Shimura would go on to appear in a string of Kurosawa's masterpieces (Throne of Blood, The Hidden Fortress, The Bad Sleep Well, etc...), as well as other landmark films such as Chushingura, Samurai Assassin, and a little movie called Godzilla. But as to his finest performance there can be no contention. This is an opinion like evolution is a theory. You can disagree, but you do so at your own peril (and Roger Ebert will clog twitter feeds across the land as he mocks your insolence).

In 1952, Kurosawa had death on the brain. So he made a movie called "To Live," or Ikiru, and Shimura was finally given the chance to carry a film on his own, a film that would feed off of his unformed slab of a face and its echoing cavities. Ikiru is the unassuming, Faustian tale of an unthinking and unloved bureaucrat named Watanabe, who we are uniquely privileged to learn in the film's first frame is dying from terminal stomach cancer. Watanabe is a cog in a meaningless machine, and after learning of his impending demise he's confronted with his own pitiable insignificance - he doesn't even have the moxie required to feel bad for himself. And then... well, and then in a way more wistful, delicate, and profound than any film before or since (Ikiru is to hyperbole as Billy Bob Thornton is to Halle Berry in Monster's Ball - it makes it feel gooooood), Kurosawa and Shimura unpack and distills the human condition. Recreationally. Depending on when you ask me, Ikiru might be my favorite film, but Shimura's work as Watanabe is always my favorite performance.

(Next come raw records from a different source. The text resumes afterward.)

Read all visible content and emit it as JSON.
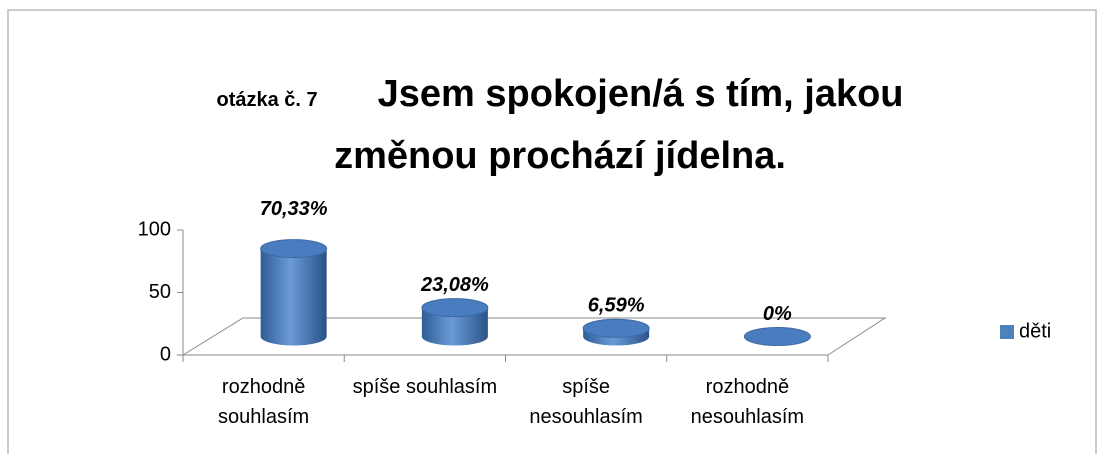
{
  "chart_data": {
    "type": "bar3d",
    "subtitle": "otázka č. 7",
    "title": "Jsem spokojen/á s tím, jakou změnou prochází jídelna.",
    "categories": [
      "rozhodně souhlasím",
      "spíše souhlasím",
      "spíše nesouhlasím",
      "rozhodně nesouhlasím"
    ],
    "series": [
      {
        "name": "děti",
        "color": "#4f81bd",
        "values": [
          70.33,
          23.08,
          6.59,
          0
        ],
        "value_labels": [
          "70,33%",
          "23,08%",
          "6,59%",
          "0%"
        ]
      }
    ],
    "ylim": [
      0,
      100
    ],
    "yticks": [
      0,
      50,
      100
    ],
    "legend": "right"
  }
}
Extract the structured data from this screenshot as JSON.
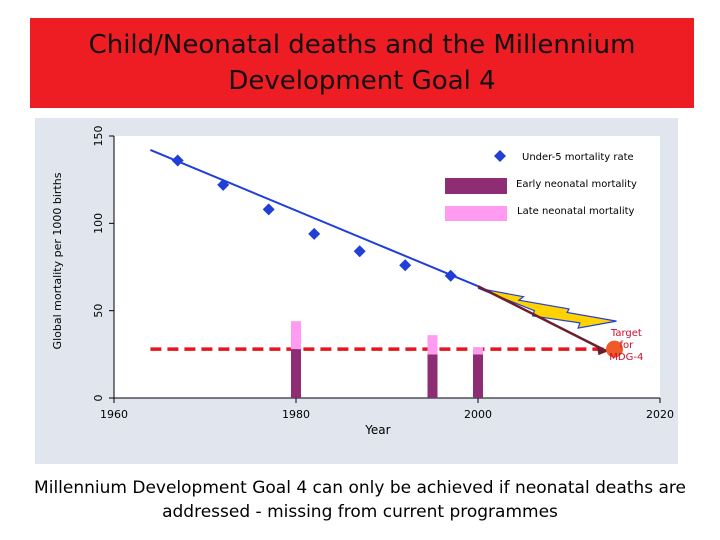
{
  "title": {
    "line1": "Child/Neonatal deaths and the Millennium",
    "line2": "Development Goal 4"
  },
  "footer": {
    "line1": "Millennium Development Goal 4 can only be achieved if neonatal deaths are",
    "line2": "addressed - missing from current programmes"
  },
  "colors": {
    "banner": "#ee1c23",
    "panel": "#e1e6ee",
    "plot_bg": "#ffffff",
    "under5": "#1f3fd8",
    "early_neonatal": "#8e2c74",
    "late_neonatal": "#ff9cf2",
    "target_line": "#e8141c",
    "target_marker": "#f05a28",
    "target_text": "#c8102e",
    "arrow_fill": "#ffd200",
    "arrow_outline": "#1f3fd8",
    "trend_arrow": "#6b1e2e"
  },
  "chart_data": {
    "type": "line",
    "title": "Child/Neonatal deaths and the Millennium Development Goal 4",
    "xlabel": "Year",
    "ylabel": "Global mortality per 1000 births",
    "xlim": [
      1960,
      2020
    ],
    "ylim": [
      0,
      150
    ],
    "xticks": [
      1960,
      1980,
      2000,
      2020
    ],
    "yticks": [
      0,
      50,
      100,
      150
    ],
    "series": [
      {
        "name": "Under-5 mortality rate",
        "kind": "line-marker",
        "x": [
          1967,
          1972,
          1977,
          1982,
          1987,
          1992,
          1997
        ],
        "y": [
          136,
          122,
          108,
          94,
          84,
          76,
          70
        ],
        "trend_x": [
          1964,
          2000
        ],
        "trend_y": [
          142,
          64
        ]
      },
      {
        "name": "Early neonatal mortality",
        "kind": "bar",
        "x": [
          1980,
          1995,
          2000
        ],
        "values": [
          28,
          25,
          25
        ]
      },
      {
        "name": "Late neonatal mortality",
        "kind": "bar-stacked",
        "x": [
          1980,
          1995,
          2000
        ],
        "values": [
          16,
          11,
          4
        ]
      }
    ],
    "projection": {
      "x": [
        2000,
        2015
      ],
      "y": [
        64,
        45
      ]
    },
    "target": {
      "label_lines": [
        "Target",
        "for",
        "MDG-4"
      ],
      "year": 2015,
      "value": 28,
      "line_from_year": 1964
    },
    "legend": {
      "position": "top-right",
      "entries": [
        "Under-5 mortality rate",
        "Early neonatal mortality",
        "Late neonatal mortality"
      ]
    },
    "grid": false
  }
}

Without spoiling the film, I'll paraphrase Donald Richie and say only that Watanabe discovers himself through doing. Actually, I'll just phrase Richie, who writes in the imaginatively titled The Films of Akira Kurosawa, "Watanabe behaved as though he believed that it is action alone that matters: that a man is not his thoughts, nor his wishes, nor his intentions, but is simply what he does." It's a perfectly fitting sentiment for the actor who embodied Watanabe, just as he leant life to so many other classic characters. In fact, if his filmography is any indication, there were few days in Shimura's adult life when he was not actively "doing." Takashi Shimura was a man whose thoughts, wishes, and intentions were all sublimated into what he did - into whomever he was becoming.

Watanabe (VAGUE SPOILER) paved the way for a local park, and so Shimura in turn paved the way for Watanabe. Perhaps there was then developed an unspoken kinship between the actor and character, a mutual understanding that Watanabe was simply the most expressive vessel through which Shimura could do what was most meaningful to him. As Harry Nash co-opted Stanley Kowalski, so did Shimura compulsively submerge himself in his roles. It's no surprise then that his "retirement" was a farce, as it would last a mere 2 years before Kurosawa coerced him to accept a role in Kagemusha - a role that would be cut entirely from the film upon its initial release. But Shimura, who died 2 years later, spent his twilight doing what he did.

I don't mean to suggest that Shimura was nothing more than his work, and that he retired into a crypt on the Toho lot between his call times or something like that. I imagine that his life was littered with the trivialities of any life. He was endowed with a gift of transcendental qualities, but his performances - like the films in which they appeared - derived their power from their irreducible humanism. Shimura may have been too indistinct or understated to earn enduring global fame, but those familiar with his performances will recognize them in anyone.